If you want a top-down action game with a Drive-inspired aesthetic, yeah, Hotline Miami is pretty much the only game on the market. It's basically Smash TV from some hippie who really liked Drive, and happened to be proficient in Game Maker. Kinda like the Super Meat Boy of top-down action games, with the same quicksave checkpoint pacing, except not as offensive aesthetically.
It's the same stop-start thing where you die every few seconds - the game has no flow. You can't get into the groove of it. Sometimes when you succeed, it feels like a fluke, not the result of being any good at the game. Maybe you lucked out and the crappy enemy AI did something stupid - who knows, and who cares, because you never have to replay any part of the game once you've beaten it. It's wildly inconsistent - sometimes every dude in the building will rush you if you fire off a shot, and sometimes no one hears it. And you really can't even call it a stealth game. The stealth engine is limited compared even to Metal Gear on the MSX. But overall it's pretty easy - I beat it in three hours.

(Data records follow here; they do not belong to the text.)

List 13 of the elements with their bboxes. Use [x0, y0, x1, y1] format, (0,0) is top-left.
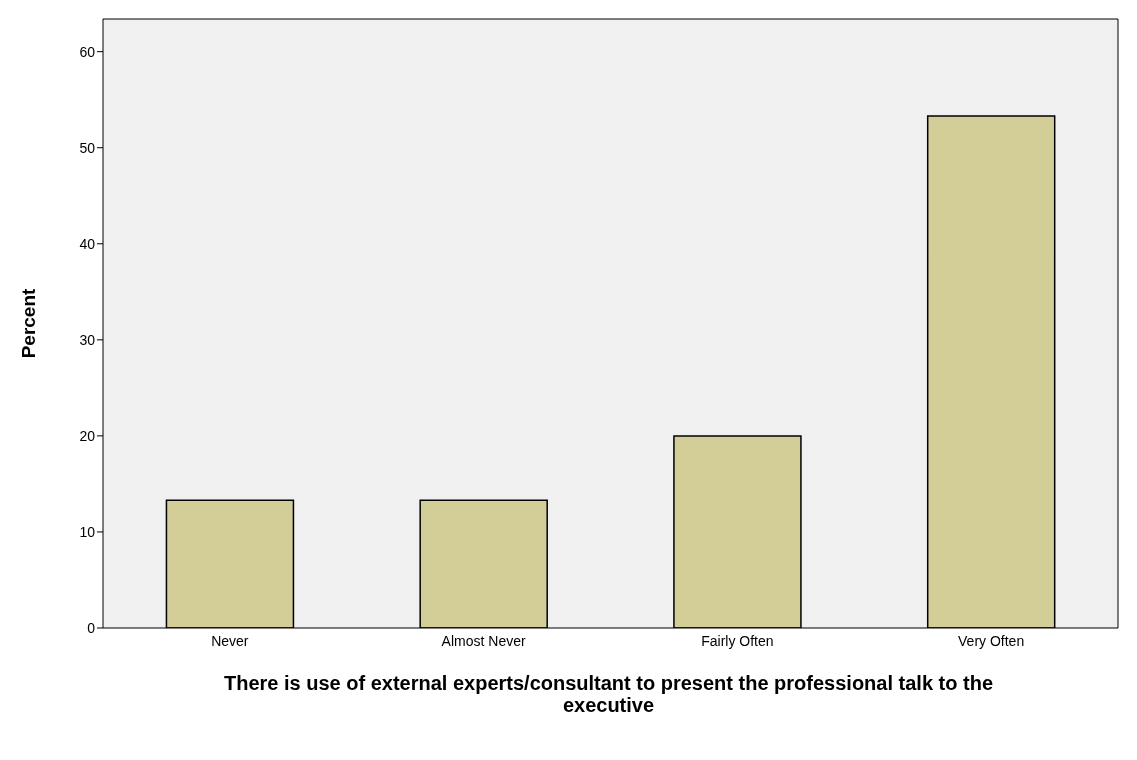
x-tick-label: Never [211, 632, 249, 649]
x-axis-title: There is use of external experts/consultant to present the professional talk to the executive [222, 672, 995, 716]
y-tick-label: 30 [79, 331, 96, 348]
y-tick-label: 60 [79, 43, 96, 60]
y-tick-label: 50 [79, 139, 96, 156]
y-tick-label: 20 [79, 427, 96, 444]
x-tick-label: Very Often [958, 632, 1025, 649]
y-axis-title: Percent [17, 287, 39, 359]
y-tick-label: 40 [79, 235, 96, 252]
x-tick-label: Fairly Often [701, 632, 774, 649]
y-tick-label: 0 [87, 619, 96, 636]
y-tick-label: 10 [79, 523, 96, 540]
x-tick-label: Almost Never [441, 632, 526, 649]
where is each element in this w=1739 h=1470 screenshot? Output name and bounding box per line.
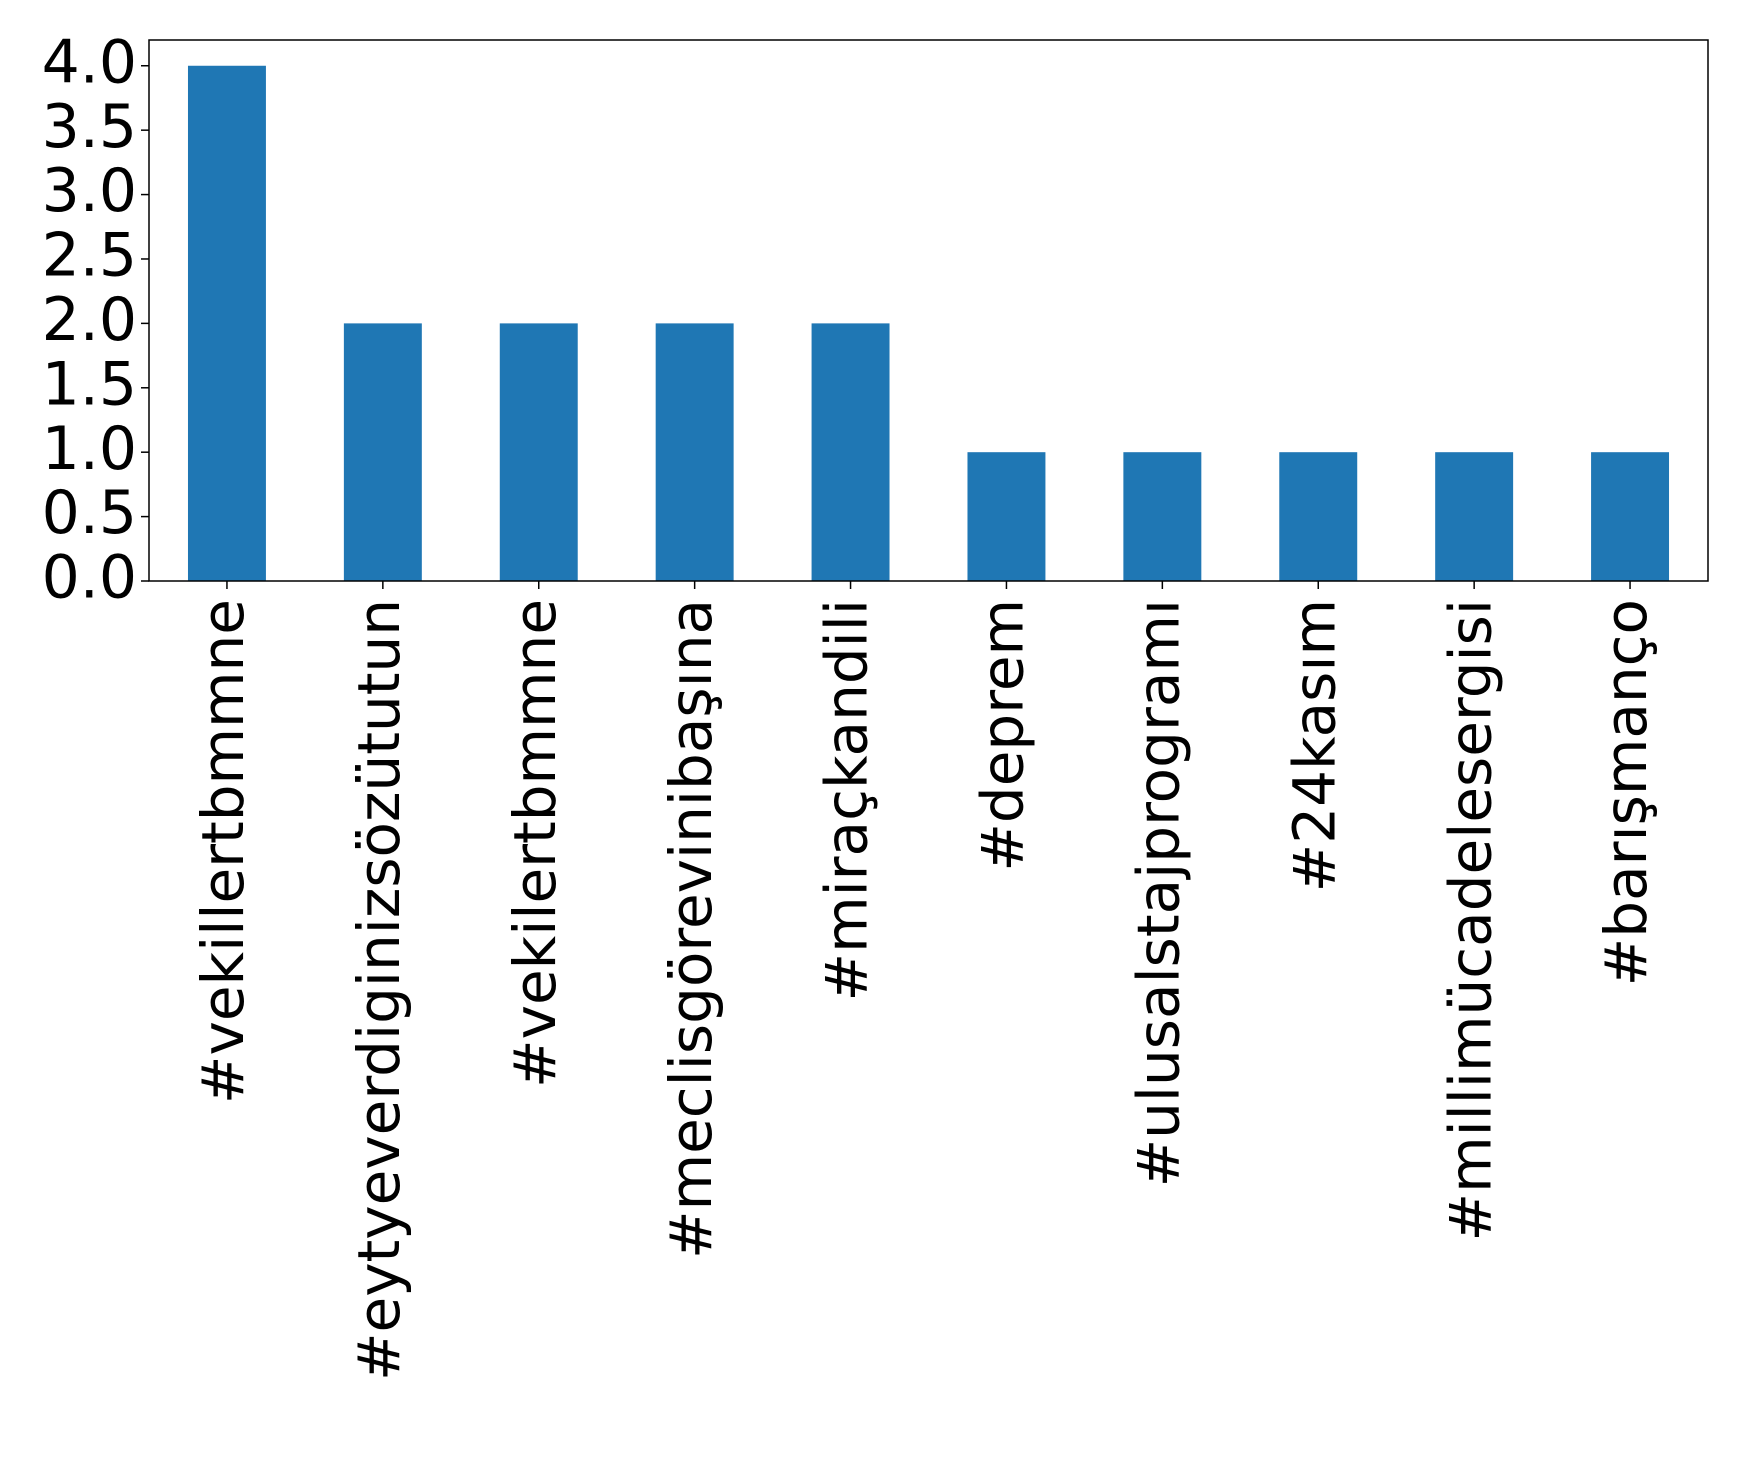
- bar: [1435, 452, 1514, 581]
- x-tick-label: #eytyeverdiginizsözütutun: [345, 599, 413, 1381]
- plot-frame: [148, 39, 1709, 582]
- x-tick-label: #vekillertbmmne: [189, 599, 257, 1104]
- y-tick-label: 2.5: [42, 221, 137, 291]
- bar: [1123, 452, 1202, 581]
- bar: [499, 323, 578, 581]
- bar: [811, 323, 890, 581]
- x-tick-label: #vekilertbmmne: [501, 599, 569, 1088]
- y-tick-label: 4.0: [42, 27, 137, 97]
- x-tick-label: #miraçkandili: [813, 599, 881, 1002]
- bar: [1279, 452, 1358, 581]
- x-tick-label: #barışmanço: [1592, 599, 1660, 986]
- bar: [343, 323, 422, 581]
- bar: [655, 323, 734, 581]
- bar: [1591, 452, 1670, 581]
- y-tick-label: 1.5: [42, 349, 137, 419]
- y-tick-label: 0.0: [42, 543, 137, 613]
- x-tick-label: #24kasım: [1280, 599, 1348, 892]
- y-tick-label: 3.0: [42, 156, 137, 226]
- x-tick-label: #ulusalstajprogramı: [1124, 599, 1192, 1187]
- y-tick-label: 2.0: [42, 285, 137, 355]
- x-tick-label: #deprem: [969, 599, 1037, 872]
- y-tick-label: 1.0: [42, 414, 137, 484]
- y-tick-label: 0.5: [42, 478, 137, 548]
- y-tick-label: 3.5: [42, 92, 137, 162]
- x-tick-label: #meclisgörevinibaşına: [657, 599, 725, 1259]
- bar: [187, 65, 266, 581]
- bar: [967, 452, 1046, 581]
- x-tick-label: #millimücadelesergisi: [1436, 599, 1504, 1242]
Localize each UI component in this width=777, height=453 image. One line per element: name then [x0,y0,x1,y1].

Relevant part of SriK's Super Meat Boy review:
"If there's almost zero penalty for death, then there's almost zero tension, and therefore almost zero pressure or incentive to succeed other than the visual payoff of getting to see the next level (which in Super Meat Boy's case isn't much of a payoff at all, since its level art is terrible and there are almost no interesting setpieces in the game). I mean, who cares how much you screw up if you can die as many times as you want and be instantly transported 10 seconds back in time, as in a magical savestate? This might not have been such a huge problem if Super Meat Boy's levels were significantly longer, but as it stands each stage averages around 25 seconds, and once a stage is complete there's basically no reason to revisit it."
Every line up there applies to Hotline Miami. It's the same deal here - the stages are so short, and the checkpoints are so close together, death has no weight.
The plot basically comes down to some vague "mysterious" bullshit about how your character is crazy, and killing people is bad. Or is it good? Who knows what the message of Hotline Miami is. It's on the level of an "edgy" short story in a college literary magazine from some dweeb who thinks A Clockwork Orange and Lars von Trier are "sooooo deep".
Yeah, there's a soundtrack, people like it a lot, but it didn't leave an impression on me. I wouldn't call it a plus or a minus.
You ever seen Oboro Muramasa? It might be the prettiest 2D game ever. That should be what you're shooting for, you're making a 2D game these days. Even if you don't have the talent or resources for this kind of thing, even the SFC and Megadrive had a ton of way prettier games. The standard is high, even for retro throwback deals, which this kind of is. I mean, it’d have been ugly if it came out in the late 80s or early 90s too. It has crappy, vaguely 8-bit graphics that you can't even tell what they're supposed to depict. The game is crude looking - it's just up-rezzed, brightly-colored MSpaint splotches. The dialogue scenes are incredibly ugly, with huge-ass, ugly-as-fuck close-ups of faces. I'm sure someone would say, like, "They're supposed to be ugly, man, it represents the ugly nature of violence," before taking another hit off a blunt. And that may be true, but why does that matter? Why are the intentions of some art school drop out dweeb worth considering? Even if he made the damn thing - so what? There are movies "about" violence that are pretty - Drive is filled with gorgeous people - Ryan Gosling, Carey Mulligan, Christina Hendricks. You want to know the real shit about why Hotline Miami doesn't have good graphics or attractive characters? Because Jonatan Soderstrom can't draw. That's OK, I can't sing - but you don't see me picking up a microphone and wailing into it.
Regarding the premise and setting, sure, it's better than Super Meat Boy, which seems to take place in a sewer (and not a videogame sewer - it's based on a real-life sewer with actual, literal crocks of human fecal matter and used condoms floating by). It's set in Miami in the 80s and you're a guy who kills other guys. Not exactly groundbreaking shit - ever head of Grand Theft Auto: Vice City?
Why is it Hotline Miami is praised for its violence? Games like KILLzone 3 and Gears of WAR have you killing hordes of nearly photorealistic humans or humanoids, oftentimes blowing their limbs off or reducing them to piles of gore, with weapons like a triple-barreled sawed-off shotgun or a rifle with a chainsaw bayonet. Dismemberment is one of the main selling points of Dead Space and Metal Gear Rising. And these pixellated squiggles are supposed to make me feel something?
Quoth Supreme Commander icycalm in the forum: "It's funny how, when it's a game by a real developer, violence is bad, but if it's a game by a Western student team, violence is fine and good and awesome and edgy."
THE ONE THING THIS GAME GETS RIGHT: The kills are honestly pretty satisfying, in the same way that killing stuff in the first two Doom games is. Please don't take that as an endorsement of Hotline Miami.